One notable difference that I ran into between TWRP and CWM is that TWRP puts your nandroid backups out in the open on the SD card, while CWM puts them in a protected area. Either technique has a downside. This means that with TWRP backups, a rogue application might be able to access sensitive bits of your phone. With CWM backups, this means that a non-root-enabled application won't be able to access the backups, even if you want it to. We'll run into this later. The other thing I ran into with my LG phone is that backups are dated 1970. Apparently LG doesn't expose time capability to the environment that CWM/TWRP run in. My workaround here is to use ROM Manager to rename the backup accordingly.
Now we've got a nandroid backup, and the next step is to get the data off of the phone. Rsync backup for Android works quite well. The default sdcard backup field used by this app ended up backing up a single symlink to my NAS, so I ended up changing it to back up /storage/emulated/legacy instead, and that works fine. Now with a single click I can sync my photos and anything else that lives on the SD card. And rsync over ssh is quite efficient as well.
Now, how to get the nandroid backups from CWM to rsync. While they're physically on the SD card storage of the phone, they're logically protected and not visible on /sdcard for security reasons. How to we back them up? We need rsync to have root access. I've tried a couple of options to make this happen, either by playing with the command-line options in the rsync android app, as well as by trying to create a wrapper for the rsync binary. No luck with either route. While not as simple, my fallback technique was to run a script to relax the permissions on the directory where the CWM nandroid backups live. And then once I'm done rsyncing them, I run a different script to restore the permissions.
mount -o rw,remount /
chmod 755 /mnt/shell
mount -o ro,remount /
mount -o rw,remount /
chmod 700 /mnt/shell
mount -o ro,remount /
You can use whichever android script runner app you're comfortable with. The (separate) rsync job that I created for CWM backups works on: /mnt/shell/emulated/clockworkmod.
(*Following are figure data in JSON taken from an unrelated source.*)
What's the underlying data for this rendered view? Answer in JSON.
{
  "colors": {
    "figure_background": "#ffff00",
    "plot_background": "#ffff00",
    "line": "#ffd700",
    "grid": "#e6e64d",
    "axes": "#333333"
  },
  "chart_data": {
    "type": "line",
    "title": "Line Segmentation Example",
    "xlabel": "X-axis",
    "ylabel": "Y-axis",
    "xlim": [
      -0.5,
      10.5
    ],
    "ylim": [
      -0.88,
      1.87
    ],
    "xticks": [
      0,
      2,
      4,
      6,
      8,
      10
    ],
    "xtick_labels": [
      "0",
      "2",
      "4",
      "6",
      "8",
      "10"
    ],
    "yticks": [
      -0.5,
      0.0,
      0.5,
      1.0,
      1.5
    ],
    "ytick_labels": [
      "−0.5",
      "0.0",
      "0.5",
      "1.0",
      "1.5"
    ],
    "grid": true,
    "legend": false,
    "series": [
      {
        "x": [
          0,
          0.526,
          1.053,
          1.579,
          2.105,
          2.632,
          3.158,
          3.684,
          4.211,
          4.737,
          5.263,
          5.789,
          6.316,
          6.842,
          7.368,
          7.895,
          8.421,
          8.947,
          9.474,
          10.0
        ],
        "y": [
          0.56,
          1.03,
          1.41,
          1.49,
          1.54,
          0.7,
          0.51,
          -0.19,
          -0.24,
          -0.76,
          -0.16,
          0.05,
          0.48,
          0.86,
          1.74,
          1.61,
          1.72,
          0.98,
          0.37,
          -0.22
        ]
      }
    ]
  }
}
That's about it. What's a sane backup strategy to use for your phone? Once you've got your phone set up mostly how you like, reboot to CWM and create a backup of the OS. Rsync this as described above. As you normally use your phone, rsync the sdcard periodically. If you want to have backups of your apps and system data as well, use something like TitaniumBackup to back them up to the SD card. Encrypt them if you want them to be protected. Now, every time you rsync the SD card, you'll have backups of that app data as well.
So in the end, you'll have a nandroid backup as your "bare metal" backup. I'd only expect you to create these when you do major OS changes. The usual backup will be the normal sdcard rsync job, which functions as an incremental backup. Run this job as frequently as you like. Now if you ever need to restore your phone, go into CWM and restore the backup. Then go restore the SD card contents, and restore the Titanium Backup. You'll obviously need CWM on the new phone (if it was replaced), and if you've cleared the CWM backup off of the phone itself (e.g. due to space constraints) you'll need to copy it back to the phone (or otherwise make it available, e.g. via USB OTG) before proceeding.